A central paradigm within structural biology is the concept of domains. In past definitions, domains would be linked to units of compact structure, evolution and folding, and/or function. With the advent of modern bioinformatics, the conservation of domains throughout evolution became instantly recognisable, leading to the established view that domains can be represented by a specific sequence of secondary structure elements that adopt a canonical form when in solution. Much less appreciated but still important is that a significant number of domains have additional elements of structure that lie almost immediately before or after the canonical domain, extending the domain. The presence of these extensions and their impact on folding, structure, dynamics, and function of the domain to which it is attached is of particular significance for the PDZ domain (which was named after the three proteins - PSD95, DLG1, and ZO1 - that led to its discovery).

Figure 1: Canonical and extended PDZ structures. Panel A shows a ribbon representation of the structure of PSD-95 PDZ2. The canonical fold contains six β-sheets and two α-helices. A peptide ligand (orange) is shown bound to the PDZ. Panel B shows a ribbon representation of the structure of PSD-95 PDZ3, which is an example of an extended PDZ domain. Notice the additional helix (pink) at the C-terminal end of the canonical PDZ domain.

Materials and Methods

We searched for extended PDZ domains using bioinformatics, using the definition that extensions are structured regions outside the canonical PDZ domain boundary. To perform this search, we initially needed sequences and domain boundary information for PDZ-containing proteins. We also needed methods of predicting structure from sequence; we used several programs to predict secondary structure and to predict disorder. All predictions have been collated into this database, which uses PHP to display the results and MySQL to store the data. Figure 2 illustrates the overall procedure used to generate the predictions, highlighting five main steps:

Figure 2: Flowchart of the process used to search for structured PDZ extensions. The general procedure is shown on the left, and a more specific example, which uses only the C-terminal extension region as input for prediction by the program PSIPRED, is shown on the left.

Select Database

We chose UniProt, a source of curated protein entries, as the source of our protein sequences and domain boundary definitions. We extracted sequences that contained at least one PDZ domain and were complete (i.e. not a fragment) and reviewed because the quality of the annotation was important for this study. From UniProt, we obtained 154 human and 128 mouse sequences that satisfied our search criteria. (We did not look at other species in detail because our search criteria gave us very few results; e.g. 12 from zebrafish, and 13 from fruitfly.)

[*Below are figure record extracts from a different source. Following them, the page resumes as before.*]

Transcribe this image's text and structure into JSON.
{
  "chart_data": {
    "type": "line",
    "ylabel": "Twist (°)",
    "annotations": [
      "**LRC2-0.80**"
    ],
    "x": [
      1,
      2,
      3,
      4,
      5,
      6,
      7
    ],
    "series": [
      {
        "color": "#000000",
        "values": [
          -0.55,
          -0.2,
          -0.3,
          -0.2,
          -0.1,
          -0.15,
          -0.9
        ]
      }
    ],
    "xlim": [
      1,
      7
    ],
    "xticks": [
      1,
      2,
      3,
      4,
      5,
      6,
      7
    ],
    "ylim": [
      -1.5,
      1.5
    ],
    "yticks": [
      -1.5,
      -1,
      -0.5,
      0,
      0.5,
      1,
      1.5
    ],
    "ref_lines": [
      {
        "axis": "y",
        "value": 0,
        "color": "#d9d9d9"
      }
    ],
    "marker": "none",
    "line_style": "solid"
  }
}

Extract Sequence and Domain Boundaries

Each reviewed protein entry in UniProt contains sequence annotation information, such as the start and end position of any constituent domains. We used these annotations to define the location of the PDZ domains (and other domain types) in protein sequences we extracted. The canonical PDZ domain contains six β-sheets and two α-helices; often, domain boundary definitions in other databases, such as SMART, ignores the first β-sheet, causing the predictions for the N-terminal extension region to be biased. We believe that the curated entries of UniProt would provide the most accurate domain boundary definitions compared to other available databases.

Define Input Sequence

All prediction programs require an input sequence. The results from these prediction programs can be sensitive to the composition of the input sequence. Therefore, we decided to use different input sequences to give us an idea of how the predictions varied. Figure 3, panel B in particular, shows the different input sequences that were used for the predictions. Each input sequence contained at least a 50 amino acid long extension sequence (extending either the N- or C-terminus of the PDZ domain), but differed by their start or end position.

Figure 3: Input Sequences for Predictions. Panel A shows the overall region that was analysed. We focused on sequence regions that are 50 amino acid residues in length on either side of the PDZ domain. The canonical secondary structure content of a PDZ domain is also illustrated. Panel B shows the different input boundaries used for predictions. The dotted box highlights the regions used for analysis of the prediction results.

Run Prediction

We were interested in looking for structured regions in the input sequences. To do this, we used the programs PSIPRED, PROFPHD, and PREDATOR to predict secondary structure and DISEMBL and DISOPRED to predict disorder. We used the default parameters for each program.

Analyse Result

After the predictions were made, we applied several metrics to analyse the 50 amino acid extension region on both ends of the PDZ domain. Details of each prediction can be viewed by clicking on the appropriate entry. We summarized the predictions in several plots and they can be viewed in more detail by clicking the statistics links on the left side menu.